The Minnesota employees insurance program is a state program to provide the advantages of a large pool to small employers for purchasing health coverage, other coverages, and related services from insurance companies, health maintenance organizations, and other organizations. The program is not an insurance company. Coverage under this program shall be considered a certificate of insurance or similar evidence of coverage and is subject to all applicable requirements of chapters 60A, 62A, 62C, 62E, 62H, 62L, and 72A, and is subject to regulation by the commissioner of commerce to the extent applicable.

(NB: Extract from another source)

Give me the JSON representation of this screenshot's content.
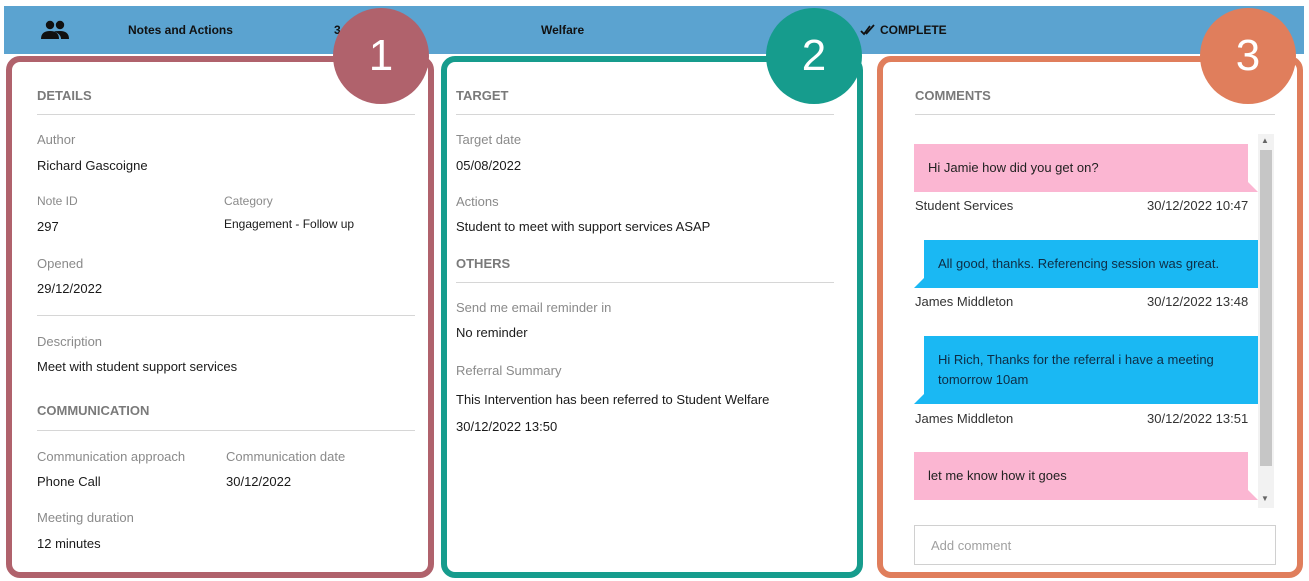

Notwithstanding sections 60K.49 and 72A.07, the program may use, and pay referral fees, commissions, or other compensation to, agents licensed as insurance producers under chapter 60K or licensed under section 62C.17, regardless of whether the agents are appointed to represent the particular health carriers or community integrated service networks that provide the coverage available through the program. When acting under this subdivision, an agent is not an agent of the health carrier or community integrated service network, with respect to that transaction.